O direito à troca é garantido por lei. Mas, para evitar problemas nessa hora, o consumidor deve estar atento às regras impostas pelos vendedores antes mesmo de efetuar a compra.
###Direitos e prazos
De acordo com o Código de Defesa do Consumidor, os fornecedores têm a obrigação de trocar os produtos que apresentem defeito que prejudique o valor do produto ou que torne o produto impróprio para o consumo (um aparelho eletrônico com alguma função que está com problema) ou que, por qualquer motivo, diminua seu valor de compra (exemplo: uma garrafa de vinho que contenha menos líquido do que o rótulo informa existir).
Em qualquer dessas situações, o fornecedor tem prazo de até 30 dias para realizar a troca. "Passado esse tempo, o comprador tem respaldo da lei para ter seu problema solucionado a partir de três caminhos", afirma a advogada Fernanda Barreto Daólio, especialista em direitos do consumidor. "Ele pode ter seu produto trocado por um novo, receber o valor da compra de volta ou, finalmente, receber uma parte do dinheiro da compra para compensar seu dano e ficar com o produto. Exemplo: ele comprou uma máquina de lavar que veio com um risco na tintura, mas prefere mantê-la a ter de esperar que a troquem. Nesse caso, ele tem direito a uma compensação financeira", explica.
Caso tenha optado pela devolução do dinheiro, o consumidor deve exigir que o valor do produto seja corrigido monetariamente. "A pessoa pode, ainda, pedir indenização por perdas e danos caso tenha sido sofrido prejuízo devido ao defeito do produto", comenta a advogada. É o caso de alguém que comercialize produtos para alimentação e que tenha suas vendas afetadas devido ao mau funcionamento de uma geladeira nova que havia adquirido para impulsionar o negócio.
###Produtos usados
Os consumidores devem ficar atentos também quanto às regras de troca de produtos que tiverem sido utilizados. "É importante que se faça uma análise geral dos produtos antes de usá-los, pois caso o defeito seja aparente é recomendado não utilizá-lo", afirma a advogada. Já quando o defeito não é aparente, não há problema em ter utilizado o produto antes de o problema ter sido percebido.
###Atenção às regras
O consumidor deve saber que as lojas também podem impor regras próprias em casos como os de procura para troca de roupas com outra numeração. A lei não obriga os lojistas a trocar produtos porque o comprador mudou de opinião ou a pessoa a quem presenteou prefere um presente de outra cor, modelo ou manequim diferente. "Ao comprar, o consumidor tem de se certificar que as regras de devolução e troca estão claras e que seus direitos poderão ser respeitados em caso de qualquer problema com o produto", afirma Fernanda.
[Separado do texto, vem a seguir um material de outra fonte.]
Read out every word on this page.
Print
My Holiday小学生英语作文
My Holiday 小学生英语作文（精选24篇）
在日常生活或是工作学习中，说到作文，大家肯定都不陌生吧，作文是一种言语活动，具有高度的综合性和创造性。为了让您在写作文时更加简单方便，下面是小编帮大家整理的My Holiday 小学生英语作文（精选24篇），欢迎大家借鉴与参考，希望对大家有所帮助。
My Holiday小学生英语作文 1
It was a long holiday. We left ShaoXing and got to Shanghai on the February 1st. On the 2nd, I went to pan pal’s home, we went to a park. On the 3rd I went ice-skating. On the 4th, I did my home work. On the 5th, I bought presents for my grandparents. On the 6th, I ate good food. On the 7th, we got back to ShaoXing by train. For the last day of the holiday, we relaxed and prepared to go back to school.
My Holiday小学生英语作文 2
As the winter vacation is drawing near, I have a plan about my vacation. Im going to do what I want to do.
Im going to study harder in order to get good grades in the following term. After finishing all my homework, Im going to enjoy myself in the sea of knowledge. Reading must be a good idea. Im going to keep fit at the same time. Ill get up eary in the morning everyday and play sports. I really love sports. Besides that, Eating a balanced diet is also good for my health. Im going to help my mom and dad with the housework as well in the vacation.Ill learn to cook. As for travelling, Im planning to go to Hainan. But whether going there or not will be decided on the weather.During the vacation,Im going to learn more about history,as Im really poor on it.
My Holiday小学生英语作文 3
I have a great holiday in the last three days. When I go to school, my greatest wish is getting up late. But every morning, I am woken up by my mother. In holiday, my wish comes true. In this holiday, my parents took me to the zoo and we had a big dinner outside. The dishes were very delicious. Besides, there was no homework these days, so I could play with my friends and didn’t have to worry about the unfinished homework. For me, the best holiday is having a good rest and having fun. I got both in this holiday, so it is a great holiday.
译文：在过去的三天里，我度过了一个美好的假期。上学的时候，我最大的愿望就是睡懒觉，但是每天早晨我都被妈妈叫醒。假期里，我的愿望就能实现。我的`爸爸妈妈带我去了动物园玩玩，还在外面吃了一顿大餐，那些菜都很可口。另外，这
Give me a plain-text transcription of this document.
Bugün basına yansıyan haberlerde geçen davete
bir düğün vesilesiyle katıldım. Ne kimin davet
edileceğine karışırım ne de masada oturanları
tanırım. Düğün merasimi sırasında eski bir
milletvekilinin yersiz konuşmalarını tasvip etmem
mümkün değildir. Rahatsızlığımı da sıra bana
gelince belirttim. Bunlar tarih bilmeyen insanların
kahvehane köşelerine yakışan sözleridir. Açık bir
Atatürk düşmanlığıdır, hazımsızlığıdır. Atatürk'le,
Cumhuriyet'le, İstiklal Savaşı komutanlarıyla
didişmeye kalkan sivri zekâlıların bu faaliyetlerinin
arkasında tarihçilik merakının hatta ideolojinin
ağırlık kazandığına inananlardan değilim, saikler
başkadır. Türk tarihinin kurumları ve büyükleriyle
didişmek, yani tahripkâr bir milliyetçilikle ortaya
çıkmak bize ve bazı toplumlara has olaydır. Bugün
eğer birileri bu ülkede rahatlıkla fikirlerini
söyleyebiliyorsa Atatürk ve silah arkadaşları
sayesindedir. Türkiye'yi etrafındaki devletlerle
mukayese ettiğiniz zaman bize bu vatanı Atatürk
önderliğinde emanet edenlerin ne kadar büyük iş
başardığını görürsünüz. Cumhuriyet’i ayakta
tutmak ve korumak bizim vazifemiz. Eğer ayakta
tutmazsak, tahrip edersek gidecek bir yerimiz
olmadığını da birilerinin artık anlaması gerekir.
De acordo com o artigo 6º do Código de Defesa do Consumidor, os lojistas não podem fazer propaganda errada das condições de compra. "Todas as condições precisam ser previamente acordadas entre o consumidor e o fornecedor para que os direitos sejam cumpridos", explica a advogada.
Portanto, já sabe: ao comprar um presente para si ou para pessoas queridas, não se deixe levar pelo impulso. Antes de pagar, invista dez minutos de conversa com o vendedor ou o gerente da loja para resolver suas dúvidas. Você vai ver como o pacote do presente vai parecer ainda mais bonito.